Comment by multiplegeorges
2 years ago
Compromise a single phone in a target group, send a message to an anonymous chat, and you now know every other member of the group.
Apple needs to know your Apple ID to send you an APNS payload. Now your anonymous chat profile is tied to your real Apple ID. Busted.
This is not necessarily true. You’re assuming that all the info is in push notifications themselves.

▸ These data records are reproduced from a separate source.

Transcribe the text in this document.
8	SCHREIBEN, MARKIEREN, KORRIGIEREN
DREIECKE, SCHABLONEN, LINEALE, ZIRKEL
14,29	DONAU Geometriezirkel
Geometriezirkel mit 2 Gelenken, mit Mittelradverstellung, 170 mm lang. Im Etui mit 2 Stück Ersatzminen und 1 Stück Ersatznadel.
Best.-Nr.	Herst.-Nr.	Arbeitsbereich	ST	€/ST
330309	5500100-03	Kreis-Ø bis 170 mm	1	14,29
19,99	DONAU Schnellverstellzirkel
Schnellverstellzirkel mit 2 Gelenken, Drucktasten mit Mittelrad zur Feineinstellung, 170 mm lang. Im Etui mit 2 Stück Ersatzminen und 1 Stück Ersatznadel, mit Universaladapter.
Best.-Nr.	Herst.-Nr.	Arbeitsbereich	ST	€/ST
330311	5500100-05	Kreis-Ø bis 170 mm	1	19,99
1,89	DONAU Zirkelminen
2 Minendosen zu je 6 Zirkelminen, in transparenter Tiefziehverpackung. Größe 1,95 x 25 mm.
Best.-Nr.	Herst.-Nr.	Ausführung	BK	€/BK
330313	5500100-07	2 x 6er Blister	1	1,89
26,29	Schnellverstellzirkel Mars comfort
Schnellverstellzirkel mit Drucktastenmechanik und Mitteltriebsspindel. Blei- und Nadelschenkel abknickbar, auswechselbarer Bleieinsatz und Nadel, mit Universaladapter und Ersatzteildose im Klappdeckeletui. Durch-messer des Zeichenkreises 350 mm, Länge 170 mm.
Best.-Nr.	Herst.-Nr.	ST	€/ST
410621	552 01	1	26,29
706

E.g: if I get a push notification that is simply “you have a new event, poll the server”, and then I poll the server for (encrypted) batch updates, where exactly do you see the leak that ties an anonymous profile to an Apple ID? Given a large enough service, that same generic batch update endpoint would be getting hammered and I have to think it would effectively be camouflaged to a degree.
Granted, not every app is going to use this design - but if or when done properly I don’t see that much of an issue here.
(I am open to being wrong, mind you)
Very delayed reply here, but it's a timing attack, I think.
If the government has access to telco resources (I think it's safe to assume that they can and do), then they can line up the timing of a chat message with the push notifications it triggers.
If we are chatting and the government doesn't know who I am, it will only be a matter of time before the number and timing of the push notifications I receive line up in a unique way to the messages you sent me. That would work for every member of the group.
Apple could bundle up multiple push notifications to obfuscate it a bit, but it would hurt real-time communications and wouldn't be that strong of a mitigation anyway.